One after another, the people came to Williams. Amanda Wolfe, 28, not only did not have a birth certificate but did not know who her birth parents were. Naomi Gordon, 57, had a birth certificate but it misspelled her first name as "Lmnoie," the apparent result of having been birthed by a midwife with sloppy or poor writing skills. Her brother Raymond Rutherford, who works at Wal-Mart, had his name misspelled as Rayman; his only photo ID was one he'd bought from the local liquor store in 1976 for $10. Junior Glover, 78, didn't have a birth certificate; his name was recorded in a family Bible that was destroyed in a fire in 1989. Clyde Daniels had a birth certificate but no proof of his current address, as all his household records were in his wife's name. He told Williams, "There's nothing wrong with my mind, Dr. Williams, my wife is just a better businessperson."
Williams says that she helped well over 100 people get photo IDs (South Carolina officials estimate there are about 180,000 eligible voters in the state who lack a valid driver's license). Rutherford, Gordon, Glover and one other person are still waiting for their corrected birth certificates. But with Williams's help they have been able to get a qualifying voter registration card under language in the South Carolina law that exempts people facing a "reasonable impediment." A federal court in Washington approved the South Carolina law in October only after state officials pledged to give an "extremely broad interpretation" to that exception.

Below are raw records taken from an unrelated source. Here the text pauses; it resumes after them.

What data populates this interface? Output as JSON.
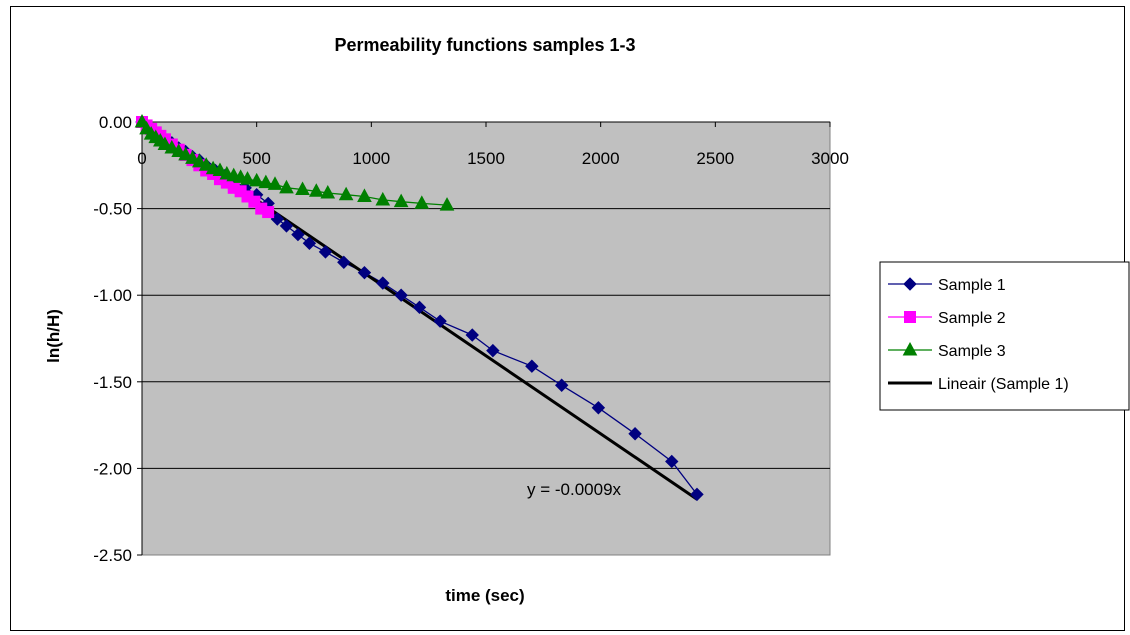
{
  "chart_data": {
    "type": "scatter",
    "title": "Permeability functions samples 1-3",
    "xlabel": "time (sec)",
    "ylabel": "ln(h/H)",
    "xlim": [
      0,
      3000
    ],
    "ylim": [
      -2.5,
      0
    ],
    "xticks": [
      "0",
      "500",
      "1000",
      "1500",
      "2000",
      "2500",
      "3000"
    ],
    "yticks": [
      "0.00",
      "-0.50",
      "-1.00",
      "-1.50",
      "-2.00",
      "-2.50"
    ],
    "grid": "horizontal",
    "plot_background": "#c0c0c0",
    "legend_position": "right",
    "series": [
      {
        "name": "Sample 1",
        "color": "#000080",
        "marker": "diamond",
        "x": [
          0,
          20,
          40,
          60,
          80,
          100,
          130,
          160,
          190,
          220,
          250,
          280,
          320,
          360,
          400,
          450,
          500,
          550,
          590,
          630,
          680,
          730,
          800,
          880,
          970,
          1050,
          1130,
          1210,
          1300,
          1440,
          1530,
          1700,
          1830,
          1990,
          2150,
          2310,
          2420
        ],
        "y": [
          0,
          -0.02,
          -0.04,
          -0.06,
          -0.08,
          -0.1,
          -0.12,
          -0.15,
          -0.17,
          -0.2,
          -0.22,
          -0.25,
          -0.28,
          -0.31,
          -0.34,
          -0.38,
          -0.42,
          -0.47,
          -0.56,
          -0.6,
          -0.65,
          -0.7,
          -0.75,
          -0.81,
          -0.87,
          -0.93,
          -1.0,
          -1.07,
          -1.15,
          -1.23,
          -1.32,
          -1.41,
          -1.52,
          -1.65,
          -1.8,
          -1.96,
          -2.15
        ]
      },
      {
        "name": "Sample 2",
        "color": "#ff00ff",
        "marker": "square",
        "x": [
          0,
          20,
          40,
          60,
          80,
          100,
          130,
          160,
          190,
          220,
          250,
          280,
          310,
          340,
          370,
          400,
          430,
          460,
          490,
          520,
          550
        ],
        "y": [
          0,
          -0.02,
          -0.04,
          -0.06,
          -0.08,
          -0.1,
          -0.13,
          -0.16,
          -0.19,
          -0.22,
          -0.25,
          -0.28,
          -0.3,
          -0.33,
          -0.35,
          -0.38,
          -0.4,
          -0.43,
          -0.46,
          -0.5,
          -0.52
        ]
      },
      {
        "name": "Sample 3",
        "color": "#008000",
        "marker": "triangle",
        "x": [
          0,
          20,
          40,
          60,
          80,
          100,
          130,
          160,
          190,
          220,
          250,
          280,
          310,
          340,
          370,
          400,
          430,
          460,
          500,
          540,
          580,
          630,
          700,
          760,
          810,
          890,
          970,
          1050,
          1130,
          1220,
          1330
        ],
        "y": [
          0,
          -0.04,
          -0.07,
          -0.09,
          -0.11,
          -0.13,
          -0.15,
          -0.17,
          -0.19,
          -0.21,
          -0.23,
          -0.25,
          -0.27,
          -0.28,
          -0.3,
          -0.31,
          -0.32,
          -0.33,
          -0.34,
          -0.35,
          -0.36,
          -0.38,
          -0.39,
          -0.4,
          -0.41,
          -0.42,
          -0.43,
          -0.45,
          -0.46,
          -0.47,
          -0.48
        ]
      }
    ],
    "trendline": {
      "name": "Lineair (Sample 1)",
      "color": "#000000",
      "slope": -0.0009,
      "intercept": 0,
      "x": [
        0,
        2420
      ],
      "equation": "y = -0.0009x"
    }
  }
}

That guarantee would not have come about, Williams notes, but for Section 5 of the Voting Rights Act, which is why it would be a "terrific mistake" for the Supreme Court to do away with preclearance. She acknowledges that South Carolina and other southern states are hardly alone in pressing stringent voter ID laws—Pennsylvania, Wisconsin, and other northern states have done so as well. But her experience has shown, she says, that the Deep South remains in a league of its own in seeking to disenfranchise racial minorities. "South Carolina was the first state to secede from the union, for goodness' sake, and now it's talking about seceding again," she said. "Without question, there is still a staunch racist atmosphere in the South. It gives me a bad feeling in my gut to say that but it's true. We have a Confederate flag flying on the State House grounds, for God's sake!"
I asked Williams how long she thought Section 5 needed to remain in place. "For the next 50 years, probably," she said. "Until this generation of people dies out. I hate to say it, but it's true. This generation of people who have some affiliation with what the South used to be. The younger generation, I truly feel, will go beyond race."